Review by Yvl9921
"Innovative, but not refreshing."
As any of you who have seen a preview could tell, this game is filled with innovations, unique features, and a storyline that has not been beaten to death. However, that's all there really is to the game. I feel as though they spent too much time working on innovations they forgot about the basics, and while they did break away from the standard stealth action game, they also broke away from a lot of its better features.
First, the playing field, and everything on it. It is just as expansive and free as I had imagined, as it looks like many games this generation will be. However, because it was outdoors, there is a major lack of hidden passages, ventilation shafts, or any other charms of the stealth genre.

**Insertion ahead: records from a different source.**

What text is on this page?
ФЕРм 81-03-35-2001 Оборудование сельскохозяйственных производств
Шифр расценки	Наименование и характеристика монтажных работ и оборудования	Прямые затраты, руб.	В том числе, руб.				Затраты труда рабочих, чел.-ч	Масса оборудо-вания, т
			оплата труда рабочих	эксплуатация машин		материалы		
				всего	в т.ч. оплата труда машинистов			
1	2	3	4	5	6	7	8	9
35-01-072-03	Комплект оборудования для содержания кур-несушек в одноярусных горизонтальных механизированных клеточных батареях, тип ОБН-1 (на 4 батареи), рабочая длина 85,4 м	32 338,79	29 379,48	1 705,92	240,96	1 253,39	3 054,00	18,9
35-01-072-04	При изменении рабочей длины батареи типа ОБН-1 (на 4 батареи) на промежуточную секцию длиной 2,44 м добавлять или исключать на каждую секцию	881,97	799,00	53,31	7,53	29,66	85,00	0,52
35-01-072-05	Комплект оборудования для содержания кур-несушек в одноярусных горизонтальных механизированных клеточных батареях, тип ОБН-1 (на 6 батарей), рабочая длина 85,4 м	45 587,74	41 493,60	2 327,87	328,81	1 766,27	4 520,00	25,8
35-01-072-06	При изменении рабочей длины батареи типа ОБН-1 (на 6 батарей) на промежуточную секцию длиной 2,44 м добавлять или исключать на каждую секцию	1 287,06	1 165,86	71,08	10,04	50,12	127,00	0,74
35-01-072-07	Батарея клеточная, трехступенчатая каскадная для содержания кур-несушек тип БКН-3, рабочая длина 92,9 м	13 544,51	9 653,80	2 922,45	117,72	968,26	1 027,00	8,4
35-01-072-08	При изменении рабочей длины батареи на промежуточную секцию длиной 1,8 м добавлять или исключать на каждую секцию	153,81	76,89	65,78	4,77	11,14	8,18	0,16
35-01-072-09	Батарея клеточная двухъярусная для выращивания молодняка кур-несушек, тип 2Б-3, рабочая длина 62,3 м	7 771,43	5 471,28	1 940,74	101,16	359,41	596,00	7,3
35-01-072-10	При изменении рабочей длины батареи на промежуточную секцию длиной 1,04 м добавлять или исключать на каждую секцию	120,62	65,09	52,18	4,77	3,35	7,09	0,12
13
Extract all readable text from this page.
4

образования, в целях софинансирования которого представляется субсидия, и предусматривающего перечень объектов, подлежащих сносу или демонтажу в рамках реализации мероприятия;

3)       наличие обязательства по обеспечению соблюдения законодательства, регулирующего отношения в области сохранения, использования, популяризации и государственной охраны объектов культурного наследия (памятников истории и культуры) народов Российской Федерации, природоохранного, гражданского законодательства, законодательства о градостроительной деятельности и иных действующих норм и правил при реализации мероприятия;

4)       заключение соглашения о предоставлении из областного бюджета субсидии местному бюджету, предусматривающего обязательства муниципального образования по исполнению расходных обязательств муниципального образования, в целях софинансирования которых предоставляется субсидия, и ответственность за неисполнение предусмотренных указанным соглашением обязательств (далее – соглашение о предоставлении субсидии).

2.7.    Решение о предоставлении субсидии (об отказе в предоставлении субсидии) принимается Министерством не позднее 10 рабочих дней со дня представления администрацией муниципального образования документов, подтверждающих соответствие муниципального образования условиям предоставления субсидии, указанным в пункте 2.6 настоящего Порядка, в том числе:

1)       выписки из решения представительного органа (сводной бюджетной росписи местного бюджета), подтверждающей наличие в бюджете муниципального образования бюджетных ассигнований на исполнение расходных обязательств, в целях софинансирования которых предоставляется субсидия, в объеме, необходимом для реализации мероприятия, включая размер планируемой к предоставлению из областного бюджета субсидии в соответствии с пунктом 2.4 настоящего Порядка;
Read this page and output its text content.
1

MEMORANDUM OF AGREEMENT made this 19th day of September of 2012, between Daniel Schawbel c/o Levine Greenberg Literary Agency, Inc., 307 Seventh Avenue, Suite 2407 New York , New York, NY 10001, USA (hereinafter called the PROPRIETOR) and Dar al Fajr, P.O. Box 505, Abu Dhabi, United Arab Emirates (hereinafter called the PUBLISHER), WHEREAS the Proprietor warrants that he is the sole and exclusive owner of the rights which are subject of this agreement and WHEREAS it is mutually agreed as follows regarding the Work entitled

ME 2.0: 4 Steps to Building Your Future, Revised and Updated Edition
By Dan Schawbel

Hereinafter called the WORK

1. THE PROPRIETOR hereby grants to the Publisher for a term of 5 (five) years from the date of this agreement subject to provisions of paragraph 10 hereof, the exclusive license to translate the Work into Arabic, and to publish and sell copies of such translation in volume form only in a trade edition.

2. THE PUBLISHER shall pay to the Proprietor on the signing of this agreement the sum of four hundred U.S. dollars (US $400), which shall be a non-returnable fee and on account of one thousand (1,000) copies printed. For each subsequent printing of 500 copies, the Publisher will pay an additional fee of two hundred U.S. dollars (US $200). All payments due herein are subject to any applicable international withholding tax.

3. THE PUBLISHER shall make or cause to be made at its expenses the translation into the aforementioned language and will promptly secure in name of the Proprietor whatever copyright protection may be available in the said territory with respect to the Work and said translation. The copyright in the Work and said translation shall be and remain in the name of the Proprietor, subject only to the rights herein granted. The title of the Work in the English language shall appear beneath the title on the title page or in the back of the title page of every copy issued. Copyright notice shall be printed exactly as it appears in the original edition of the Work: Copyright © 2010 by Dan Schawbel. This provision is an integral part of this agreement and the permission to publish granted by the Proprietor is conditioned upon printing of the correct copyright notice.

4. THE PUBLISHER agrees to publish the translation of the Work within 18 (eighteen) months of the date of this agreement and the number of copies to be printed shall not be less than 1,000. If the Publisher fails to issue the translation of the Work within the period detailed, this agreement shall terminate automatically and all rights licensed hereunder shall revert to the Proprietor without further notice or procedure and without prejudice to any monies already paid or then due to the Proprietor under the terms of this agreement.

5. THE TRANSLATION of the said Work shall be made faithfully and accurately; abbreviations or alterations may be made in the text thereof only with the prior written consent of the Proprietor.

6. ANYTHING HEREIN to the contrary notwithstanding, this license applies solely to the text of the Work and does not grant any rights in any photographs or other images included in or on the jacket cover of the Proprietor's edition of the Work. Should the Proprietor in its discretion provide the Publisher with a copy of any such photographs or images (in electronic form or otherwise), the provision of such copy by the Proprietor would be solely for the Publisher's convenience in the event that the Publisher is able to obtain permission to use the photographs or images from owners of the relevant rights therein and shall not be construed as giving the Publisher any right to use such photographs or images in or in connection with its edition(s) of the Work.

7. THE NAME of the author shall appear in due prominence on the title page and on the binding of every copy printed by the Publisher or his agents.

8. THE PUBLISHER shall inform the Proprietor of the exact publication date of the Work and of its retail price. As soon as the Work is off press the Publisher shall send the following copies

The landmark innovation of this game is how detailed the interaction with the environment is. You can climb towers if they have loose rocks or windows, destroy scaffoldings to make the ceiling collapse on your enemies, or throw enemies into a peddler's mart on the street, for example, and cause it to crash down on them.
Of course, no action game would be even decent without secrets and bonuses. Thus far, there have been 3 "collection" quests to do - 100 flags in each zone, 60 Knights Templar in the world, and various scout towers to climb to the top of.
The first two are pretty straightforward, and are comparable to any GTA game's hidden packages and rampages.
The scout towers, though, actually serve a purpose for the game. When you climb to the top of these towers, details show up near you on the map. There is one flaw with these though... for each area, they're all identical. Really, I had thought that game design had come past that. It would have helped the game TREMENDOUSLY to have unique towers with different guard patrols and intricate textures to climb up... but instead, it's usually a very dull tower, maybe with a few guards at its base, and climbing these towers becomes more of a chore than anything.
Now the combat system.
Combat system, combat system, combat system. *sigh*
You're an assassin. Assassins are supposed to do things stealthily, no?
Granted, I may not have enough skill in the game yet to fully take use of the system... but I believe they made it far too difficult to stealth kill with far too few resources. You get a knife and you plunge it into your unsuspecting enemy's heart. That's about it. And that's if he doesn't see you first, which happens far too often.
When you do inevitably enter combat (something that I believe should be mostly optional for any stealth game) it's a bit too basic. You either do things defensively or offensively. On defense, you can parry, counter, or dodge. On offense, you can attack, power attack, or throw. If your attack is blocked, you have a chance to press the attack, again and again by pushing the square button at the right time until you get lucky and the enemy drops his guard.
Honestly, I'm getting sick of these repetitive controls in so many games. If I wanted to push the same button again and again, I would stick exclusively to RPGs. I like to play action games from time to time to break that routine, and this game hasn't delivered.
Cosmetics I don't care much for, but the graphics are worthy of a next gen title, but the music is lacking both in quality and presence.
The story I won't get into much, but I honestly can't understand why they chose to turn a game with such potential into a farfetched sci-fi frametale. For books and movies it's fine, but in a game which is meant to be a method of conveying stories though a second-person viewpoint, it breaks character immensely.
For all it's flaws, the game is indeed very innovative. you can tell the physics of the game were well-thought out, and they were heading in the right direction in so many ways, but in the end they failed to deliver the refreshing game they probably hoped they were creating.
It really is a pretty good game and was worth the money, just don't get your hopes up too high.